In light of the many infractions the SEC has discovered while scrutinizing the private equity industry, why would a lawmaker think it’s a good idea for GPs to throw away fundraising due-diligence communications between GPs and LPs?
I’m referring to HR 5424, the Investment Advisers Modernization Act of 2016, sponsored by Rep. Robert Hurt (R.-Virginia). The bill calls for various measures that would roll back parts of the Dodd-Frank financial reform act — the most bizarre of which is the measure to allow GPs to chuck informal, confidential marketing communications.
The House of Representatives approved the bill, and it heads to the Senate, where it will likely stall. Some believe, however, that the bill could be attached to a larger, must-pass bill, pushing it through the back door, the New York Times reported. President Obama has vowed to veto the bill if it makes his desk.

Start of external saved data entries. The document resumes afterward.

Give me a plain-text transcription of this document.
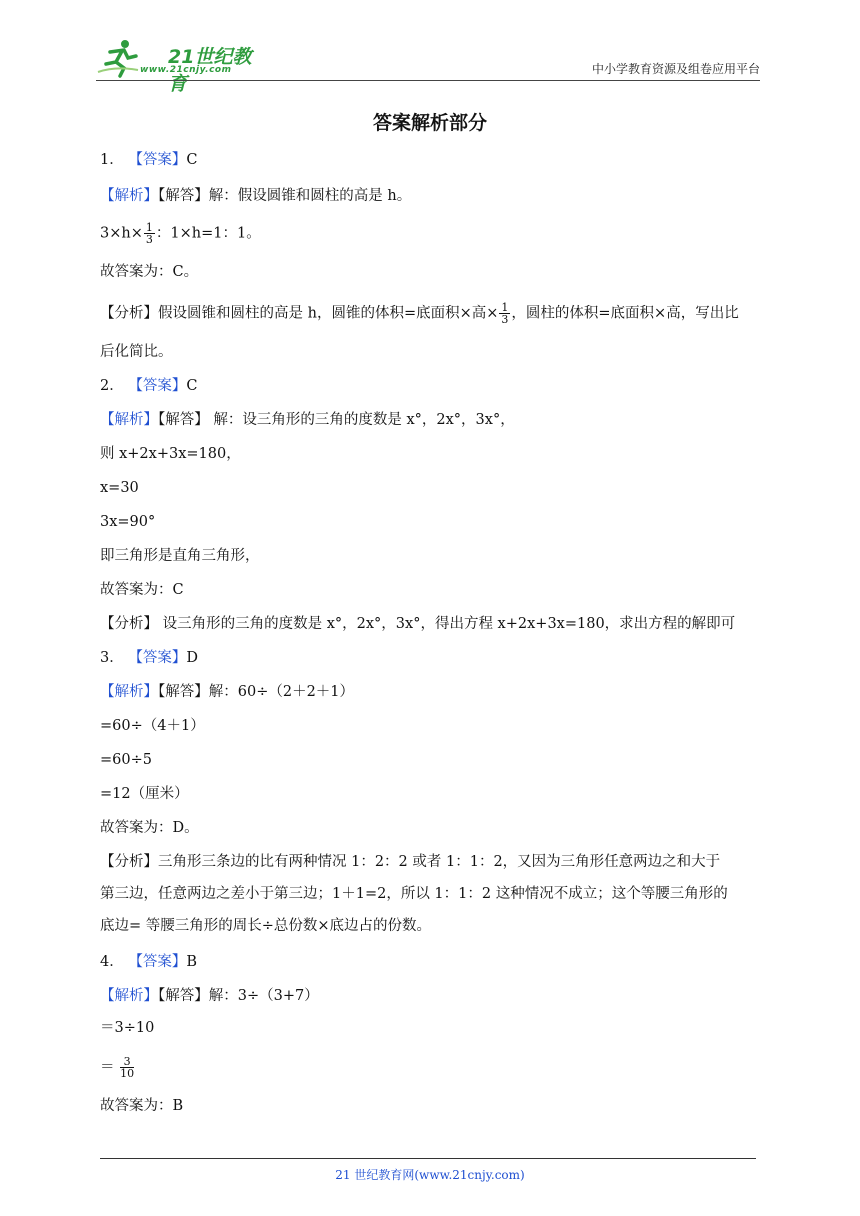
21世纪教育
www.21cnjy.com	中小学教育资源及组卷应用平台
答案解析部分
1． 【答案】C
【解析】【解答】解：假设圆锥和圆柱的高是 h。
$3\times h\times \frac{1}{3}$ ：1×h=1：1。
故答案为：C。
【分析】假设圆锥和圆柱的高是 h，圆锥的体积=底面积×高× $\frac{1}{3}$ ，圆柱的体积=底面积×高，写出比
后化简比。
2． 【答案】C
【解析】【解答】 解：设三角形的三角的度数是 x°，2x°，3x°，
则 x+2x+3x=180，
x=30
3x=90°
即三角形是直角三角形，
故答案为：C
【分析】 设三角形的三角的度数是 x°，2x°，3x°，得出方程 x+2x+3x=180，求出方程的解即可
3． 【答案】D
【解析】【解答】解：60÷（2＋2＋1）
=60÷（4＋1）
=60÷5
=12（厘米）
故答案为：D。
【分析】三角形三条边的比有两种情况 1：2：2 或者 1：1：2，又因为三角形任意两边之和大于
第三边，任意两边之差小于第三边；1＋1=2，所以 1：1：2 这种情况不成立；这个等腰三角形的
底边= 等腰三角形的周长÷总份数×底边占的份数。
4． 【答案】B
【解析】【解答】解：3÷（3+7）
＝3÷10
＝ $\frac{3}{10}$
故答案为：B
21 世纪教育网(www.21cnjy.com)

This odd marketing measure goes to the very heart of whether a GP is being up front and transparent about what it is offering to potential investors. These informal fundraising communications, which serve as a potential investor’s due diligence into whether to commit to a fund, paint perhaps the best picture of a GP’s promises while marketing a new fund.
Sure, these types of communications are not codified into the most important document, the limited-partner agreement, but these types of communications give a view into how the GP tried to sell himself.
Here the SEC and LPs can discover if a GP was using inflated valuations on investments or whether a manager promised certain LPs special benefits — off the radar — not available to other investors in a fund.
I can’t figure out the benefit in setting down in law that a GP can simply take all those emails, letters, DMs, and eliminate them in a great cleansing fire, never to be seen again. This sort of informal messaging is the kind of thing investigators love to get their hands on, to corroborate theories about a GP’s potential wrongdoing or to illustrate that a GP was playing by the rules.
I reported recently the SEC subpoenaed California Public Employees’ Retirement System for communications with Silver Lake about fee acceleration, fee offsets and co-investments. Sources have told me the SEC could be probing for informal communications to corroborate other information it’s gathered. The Wall Street Journal reported last month the SEC is investigating Silver Lake over accelerated monitoring fees. Silver Lake has declined to comment on the situation.
The bill passed the House after being amended. The amendment eliminated the original proposal to exempt GPs from filing brochures that lay out for investors (and the public) in general terms a firm’s fee and carry structure, code of ethics, risk factors, ownership and a host of other interesting facts. We here at Buyouts read those things like cheap pulp sci-fi on a rainy Sunday afternoon.
So that’s gone, amended away, and a good thing. But we’re still left with this inexplicable protection of a GP’s right to eliminate informal fundraising marketing materials (among other things).
Luckily (for me as a journalist, anyway), those due-diligence communications go two ways. We like to hope that LPs diligently document those communications, lock them away in a drawer somewhere, and have them ready if sometime down the line questions about a GP’s practices arise.